Where IT companies have a real edge
There’s good news in all this, and it’s specific to your industry. IT companies understand systems thinking better than almost anyone. You already know that a tool is only as good as the architecture around it. You’ve spent careers explaining to clients why their problem isn’t the new application, it’s the integration. That instinct is exactly what AI value requires.
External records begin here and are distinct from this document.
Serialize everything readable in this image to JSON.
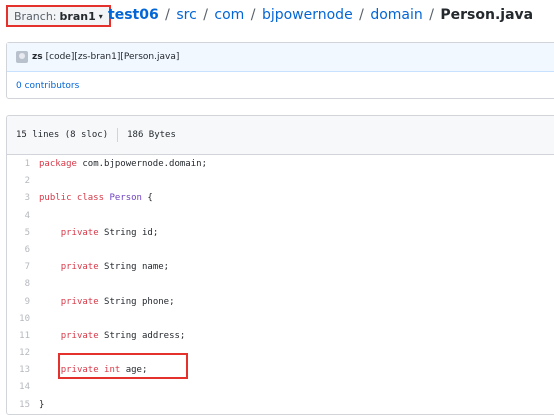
{
  "header": {
    "branch_label": "Branch:",
    "branch_value": "bran1",
    "caret": "▾",
    "crumbs": [
      {
        "text": "test06"
      },
      {
        "text": "src"
      },
      {
        "text": "com"
      },
      {
        "text": "bjpowernode"
      },
      {
        "text": "domain"
      }
    ],
    "separator": "/",
    "file_name": "Person.java"
  },
  "commit": {
    "author": "zs",
    "message": "[code][zs-bran1][Person.java]",
    "contributors": "0 contributors"
  },
  "file": {
    "lines_info": "15 lines (8 sloc)",
    "size": "186 Bytes",
    "code_lines": [
      {
        "n": "1",
        "parts": [
          [
            "kw",
            "package "
          ],
          [
            "plain",
            "com.bjpowernode.domain;"
          ]
        ]
      },
      {
        "n": "2",
        "parts": []
      },
      {
        "n": "3",
        "parts": [
          [
            "kw",
            "public class "
          ],
          [
            "cls",
            "Person"
          ],
          [
            "plain",
            " {"
          ]
        ]
      },
      {
        "n": "4",
        "parts": []
      },
      {
        "n": "5",
        "parts": [
          [
            "plain",
            "    "
          ],
          [
            "kw",
            "private "
          ],
          [
            "plain",
            "String id;"
          ]
        ]
      },
      {
        "n": "6",
        "parts": []
      },
      {
        "n": "7",
        "parts": [
          [
            "plain",
            "    "
          ],
          [
            "kw",
            "private "
          ],
          [
            "plain",
            "String name;"
          ]
        ]
      },
      {
        "n": "8",
        "parts": []
      },
      {
        "n": "9",
        "parts": [
          [
            "plain",
            "    "
          ],
          [
            "kw",
            "private "
          ],
          [
            "plain",
            "String phone;"
          ]
        ]
      },
      {
        "n": "10",
        "parts": []
      },
      {
        "n": "11",
        "parts": [
          [
            "plain",
            "    "
          ],
          [
            "kw",
            "private "
          ],
          [
            "plain",
            "String address;"
          ]
        ]
      },
      {
        "n": "12",
        "parts": []
      },
      {
        "n": "13",
        "parts": [
          [
            "plain",
            "    "
          ],
          [
            "kw",
            "private int "
          ],
          [
            "plain",
            "age;"
          ]
        ]
      },
      {
        "n": "14",
        "parts": []
      },
      {
        "n": "15",
        "parts": [
          [
            "plain",
            "}"
          ]
        ]
      }
    ]
  },
  "colors": {
    "annotation_red": "#e5312c",
    "link_blue": "#0366d6",
    "keyword_red": "#d73a49",
    "class_purple": "#6f42c1"
  }
}
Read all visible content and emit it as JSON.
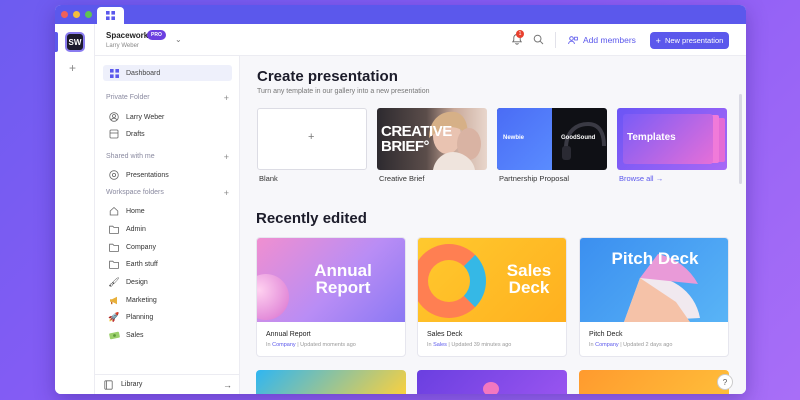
{
  "app": {
    "workspace_name": "Spacework",
    "plan_badge": "PRO",
    "user_name": "Larry Weber",
    "avatar_initials": "SW"
  },
  "header": {
    "notification_count": "1",
    "add_members_label": "Add members",
    "new_presentation_label": "New presentation"
  },
  "sidebar": {
    "dashboard_label": "Dashboard",
    "private_folder_title": "Private Folder",
    "private_items": [
      "Larry Weber",
      "Drafts"
    ],
    "shared_title": "Shared with me",
    "shared_items": [
      "Presentations"
    ],
    "workspace_title": "Workspace folders",
    "workspace_items": [
      "Home",
      "Admin",
      "Company",
      "Earth stuff",
      "Design",
      "Marketing",
      "Planning",
      "Sales"
    ],
    "library_label": "Library"
  },
  "create": {
    "title": "Create presentation",
    "subtitle": "Turn any template in our gallery into a new presentation",
    "templates": [
      {
        "label": "Blank"
      },
      {
        "label": "Creative Brief",
        "thumb_text": "CREATIVE BRIEF°"
      },
      {
        "label": "Partnership Proposal",
        "thumb_left": "Newbie",
        "thumb_right": "GoodSound"
      },
      {
        "label": "Browse all",
        "thumb_text": "Templates"
      }
    ]
  },
  "recent": {
    "title": "Recently edited",
    "cards": [
      {
        "thumb_title": "Annual Report",
        "name": "Annual Report",
        "in_label": "In",
        "folder": "Company",
        "updated": "Updated moments ago"
      },
      {
        "thumb_title": "Sales Deck",
        "name": "Sales Deck",
        "in_label": "In",
        "folder": "Sales",
        "updated": "Updated 39 minutes ago"
      },
      {
        "thumb_title": "Pitch Deck",
        "name": "Pitch Deck",
        "in_label": "In",
        "folder": "Company",
        "updated": "Updated 2 days ago"
      }
    ]
  },
  "colors": {
    "accent": "#5b58ec",
    "pro_badge": "#6c3fe0",
    "notification": "#e8402f"
  }
}
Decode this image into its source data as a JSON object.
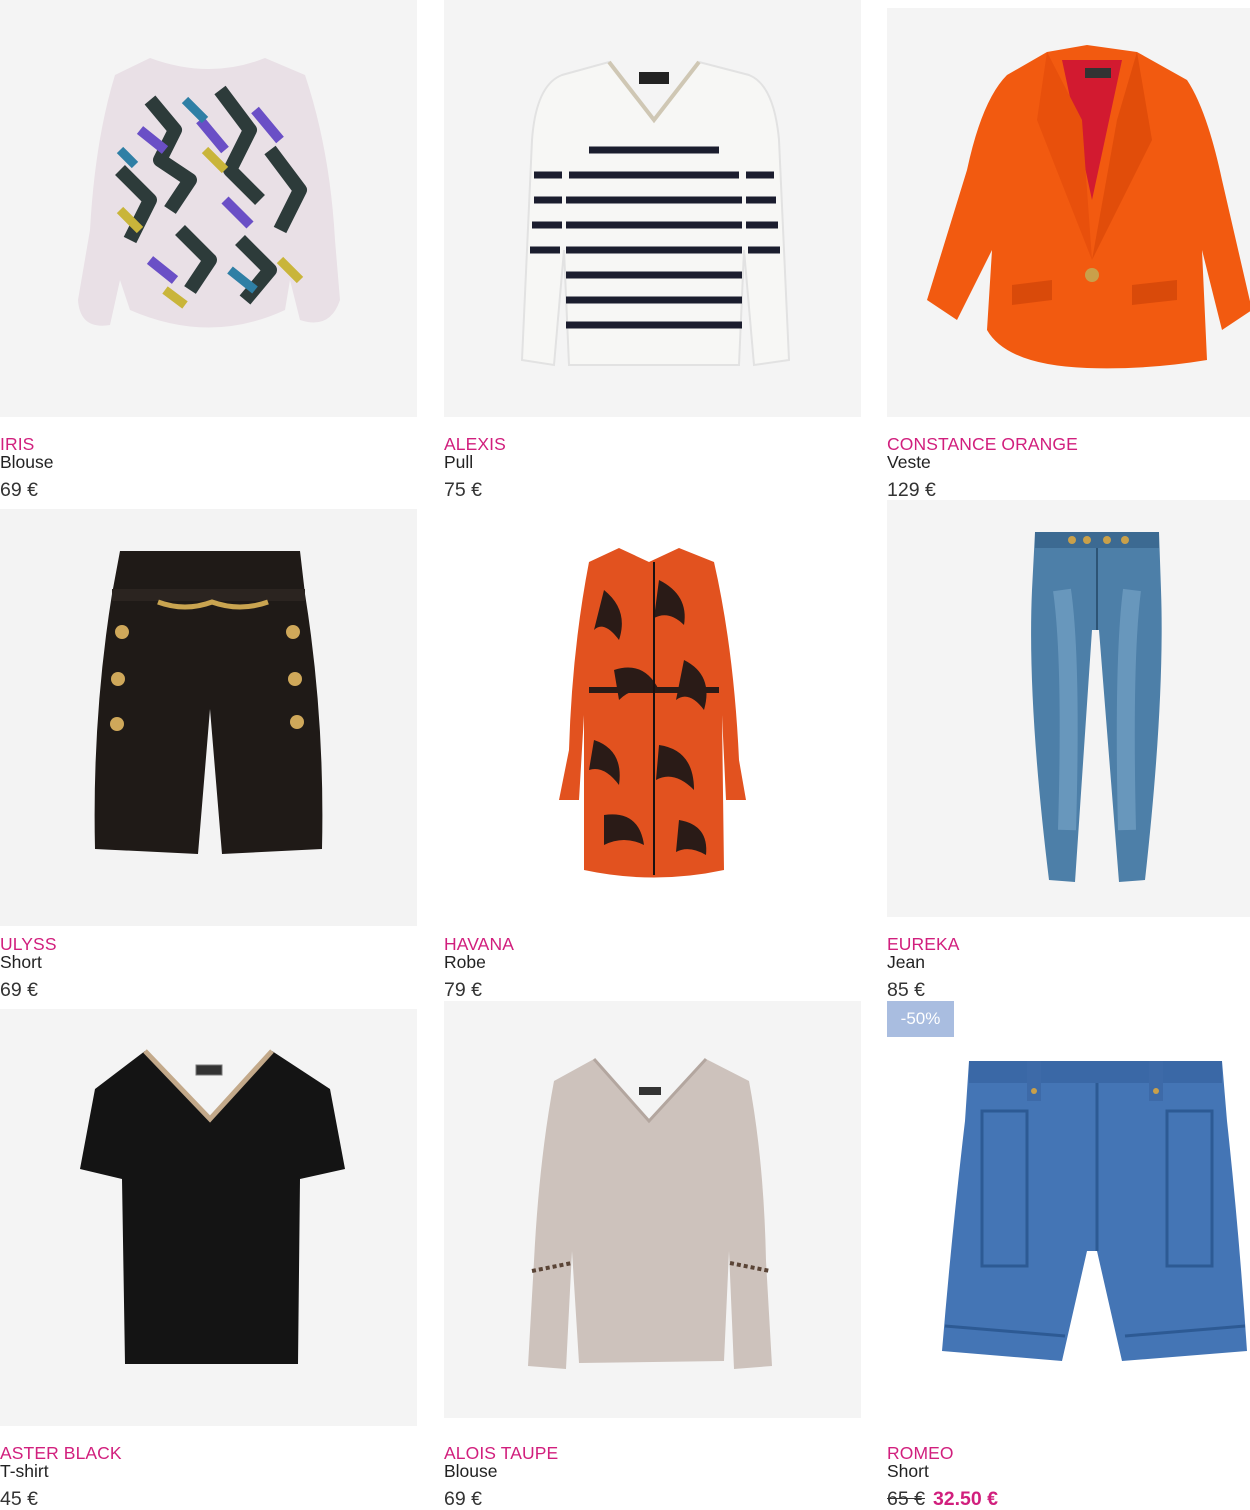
{
  "products": [
    {
      "name": "IRIS",
      "type": "Blouse",
      "price": "69 €"
    },
    {
      "name": "ALEXIS",
      "type": "Pull",
      "price": "75 €"
    },
    {
      "name": "CONSTANCE ORANGE",
      "type": "Veste",
      "price": "129 €"
    },
    {
      "name": "ULYSS",
      "type": "Short",
      "price": "69 €"
    },
    {
      "name": "HAVANA",
      "type": "Robe",
      "price": "79 €"
    },
    {
      "name": "EUREKA",
      "type": "Jean",
      "price": "85 €"
    },
    {
      "name": "ASTER BLACK",
      "type": "T-shirt",
      "price": "45 €"
    },
    {
      "name": "ALOIS TAUPE",
      "type": "Blouse",
      "price": "69 €"
    },
    {
      "name": "ROMEO",
      "type": "Short",
      "old_price": "65 €",
      "sale_price": "32.50 €",
      "badge": "-50%"
    }
  ],
  "colors": {
    "name_accent": "#d11f7d",
    "badge_bg": "#a9bde0",
    "photo_bg": "#f4f4f4"
  }
}
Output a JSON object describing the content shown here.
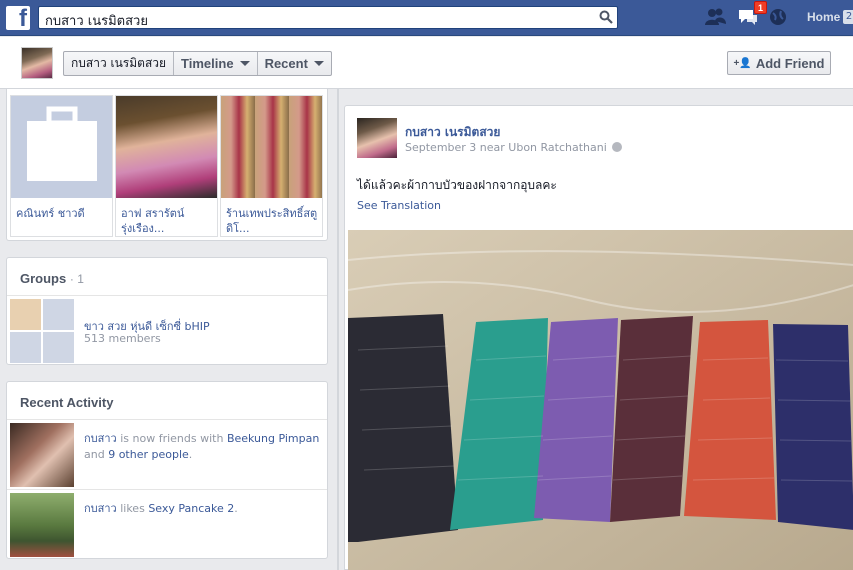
{
  "topbar": {
    "search_value": "กบสาว เนรมิตสวย",
    "notification_count": "1",
    "home_label": "Home",
    "home_count": "2"
  },
  "profile_bar": {
    "name": "กบสาว เนรมิตสวย",
    "timeline_label": "Timeline",
    "recent_label": "Recent",
    "add_friend_label": "Add Friend"
  },
  "photos": [
    {
      "caption": "คณินทร์ ชาวดี",
      "kind": "placeholder"
    },
    {
      "caption": "อาฟ สรารัตน์ รุ่งเรือง...",
      "kind": "portrait"
    },
    {
      "caption": "ร้านเทพประสิทธิ์สตูดิโ...",
      "kind": "dresses"
    }
  ],
  "groups": {
    "title": "Groups",
    "count": "· 1",
    "items": [
      {
        "name": "ขาว สวย หุ่นดี เซ็กซี่ bHIP",
        "members": "513 members"
      }
    ]
  },
  "recent_activity": {
    "title": "Recent Activity",
    "items": [
      {
        "actor": "กบสาว",
        "text_pre": "is now friends with",
        "link1": "Beekung Pimpan",
        "text_mid": "and",
        "link2": "9 other people",
        "text_post": "."
      },
      {
        "actor": "กบสาว",
        "text_pre": "likes",
        "link1": "Sexy Pancake 2",
        "text_mid": "",
        "link2": "",
        "text_post": "."
      }
    ]
  },
  "post": {
    "author": "กบสาว เนรมิตสวย",
    "meta": "September 3 near Ubon Ratchathani",
    "text": "ได้แล้วคะผ้ากาบบัวของฝากจากอุบลคะ",
    "see_translation": "See Translation"
  },
  "colors": {
    "brand": "#3b5998",
    "badge": "#f03d25"
  }
}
The economic case is hard to ignore. One IDC analysis projects that every new dollar spent on AI solutions and services is expected to generate an additional $4.90 in the global economy, and IT and telecom are positioned to capture an outsized share of that as both builders and users. But that return doesn’t come from access to the technology. It comes from how deliberately you wire it into how work actually flows. Microsoft
The window for that advantage is narrowing in a particular way. As one synthesis of MIT, McKinsey, and Harvard research put it, first movers in technology adoption are being caught quickly, but first movers in organizational redesign are not. Anyone can buy the same agent you bought next quarter. Almost no one can quickly copy an operating model you’ve spent a year redesigning around your own clients, data, and delivery. Entrepreneurs’ Organization
Start with the workflow that hurts most
If you want to move from scattered efficiency gains to something that shows up in the numbers, don’t start by shopping for another tool. Start by picking the one workflow that costs you the most in time, errors, or client friction. Map how work moves through it today, including every manual handoff and every place data gets re-entered. Then redesign it as if AI agents were full participants from the start, with clean data feeding them and clear human checkpoints holding them accountable.
That’s a harder project than installing software. It’s also the one that separates the small group seeing returns from the large group still waiting. If you’d rather not navigate that redesign alone, the way we work with IT and services firms is built around exactly this problem.
AI for IT companies was never going to pay off through tools alone. It pays off when the system underneath them is built to let it.